Earlier today, the Supreme Court of Canada allowed AstraZeneca’s application for leave to appeal from the Federal Court of Appeal decision in AstraZeneca Canada Inc. v Apotex Inc., 2015 FCA 158, with costs in the cause (see SCC file no. 36654). The leave application was decided by a panel of Chief Justice McLachlin, and Justices Moldaver and Gascon.
At issue is the controversial “promise of the patent” aspect of the law of utility—a topic that has dominated discussion in Canadian patent law for the past several years. With leave from the SCC, this decision gives new hope to many in the intellectual property community in Canada and abroad following the collective disappointment with last minute discontinuance of the Plavix® appeal in 2014 (Apotex Inc., et al. v. Sanofi-Aventis, et al. (SCC file no. 35562)).
In the decision under appeal, the Federal Court of Appeal upheld the Federal Court decision (2014 FC 638) holding AstraZeneca’s patent for Nexium® (esomeprazole) invalid. In dismissing AstraZeneca’s appeal, the Federal Court of Appeal confirmed that promised utility may be construed against some or all of the claims, the level of promised utility need not be coterminous with the inventive concept, and the construction of the promised utility is based on a purposive construction of the patent which may, where necessary, have regard to the disclosure.
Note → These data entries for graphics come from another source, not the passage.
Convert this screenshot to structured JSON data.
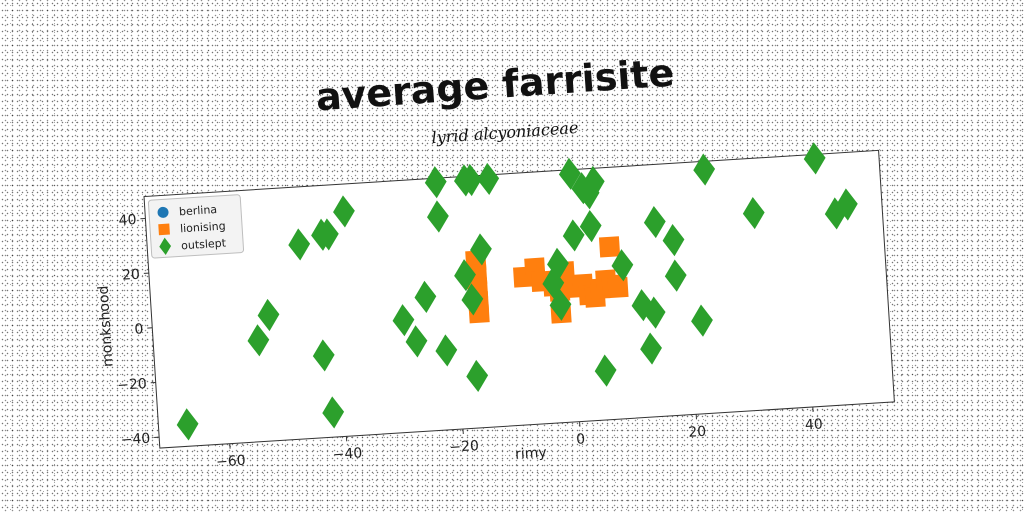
{
  "chart_data": {
    "type": "scatter",
    "title": "average farrisite",
    "subtitle": "lyrid alcyoniaceae",
    "xlabel": "rimy",
    "ylabel": "monkshood",
    "xlim": [
      -72,
      54
    ],
    "ylim": [
      -44,
      48
    ],
    "xticks": [
      -60,
      -40,
      -20,
      0,
      20,
      40
    ],
    "yticks": [
      -40,
      -20,
      0,
      20,
      40
    ],
    "xtick_labels": [
      "−60",
      "−40",
      "−20",
      "0",
      "20",
      "40"
    ],
    "ytick_labels": [
      "−40",
      "−20",
      "0",
      "20",
      "40"
    ],
    "grid": false,
    "legend_position": "top-left",
    "series": [
      {
        "name": "berlina",
        "marker": "circle",
        "color": "#1f77b4",
        "points": []
      },
      {
        "name": "lionising",
        "marker": "square",
        "color": "#ff7f0e",
        "points": [
          [
            -16,
            17
          ],
          [
            -16,
            12
          ],
          [
            -16,
            7
          ],
          [
            -16,
            2
          ],
          [
            -16,
            -2
          ],
          [
            -8,
            10
          ],
          [
            -6,
            13
          ],
          [
            -5,
            8
          ],
          [
            -3,
            6
          ],
          [
            -1,
            11
          ],
          [
            -2,
            4
          ],
          [
            0,
            5
          ],
          [
            2,
            6
          ],
          [
            3,
            2
          ],
          [
            4,
            1
          ],
          [
            5,
            4
          ],
          [
            6,
            7
          ],
          [
            7,
            5
          ],
          [
            8,
            4
          ],
          [
            7,
            19
          ],
          [
            -2,
            -4
          ]
        ]
      },
      {
        "name": "outslept",
        "marker": "diamond",
        "color": "#2ca02c",
        "points": [
          [
            -67,
            -36
          ],
          [
            -54,
            -7
          ],
          [
            -52,
            2
          ],
          [
            -46,
            27
          ],
          [
            -42,
            30
          ],
          [
            -41,
            30
          ],
          [
            -38,
            38
          ],
          [
            -43,
            -14
          ],
          [
            -42,
            -35
          ],
          [
            -29,
            -3
          ],
          [
            -27,
            -11
          ],
          [
            -25,
            5
          ],
          [
            -22,
            47
          ],
          [
            -22,
            34
          ],
          [
            -22,
            -15
          ],
          [
            -17,
            50
          ],
          [
            -16,
            50
          ],
          [
            -13,
            52
          ],
          [
            -18,
            12
          ],
          [
            -17,
            3
          ],
          [
            -15,
            21
          ],
          [
            -17,
            -25
          ],
          [
            1,
            53
          ],
          [
            -2,
            14
          ],
          [
            -3,
            7
          ],
          [
            -2,
            -1
          ],
          [
            3,
            41
          ],
          [
            4,
            39
          ],
          [
            5,
            43
          ],
          [
            4,
            27
          ],
          [
            1,
            24
          ],
          [
            9,
            12
          ],
          [
            12,
            -3
          ],
          [
            14,
            -6
          ],
          [
            13,
            -19
          ],
          [
            5,
            -26
          ],
          [
            15,
            27
          ],
          [
            18,
            20
          ],
          [
            18,
            7
          ],
          [
            22,
            -10
          ],
          [
            24,
            45
          ],
          [
            32,
            28
          ],
          [
            43,
            58
          ],
          [
            46,
            26
          ],
          [
            48,
            29
          ]
        ]
      }
    ]
  }
}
At the Federal Court, Rennie J (as he then was), held the patent invalid for inutility, noting that “it promised more than it could provide”. The Court construed the promised utility of the claims in suit as comprising three elements, including “improved pharmacokinetic and metabolic properties which will give an improved therapeutic profile”. This element was not demonstrated by the Canadian filing date for the patent, and the Court held it was also not soundly predictable as of that date. Although in obiter, Rennie J included a thorough analysis of the “unsettled” law regarding the level of disclosure required in cases of sound prediction. After considering the Supreme Court of Canada decisions in AZT and Viagra, Rennie J ultimately held that there is no heightened disclosure in sound prediction cases, except in the context of “new use” patents.
The decision to grant leave in this case promises to generate much discussion and speculation in the coming months. A clear statement of the law on this issue is welcome, and many will eagerly await the Court’s reasons.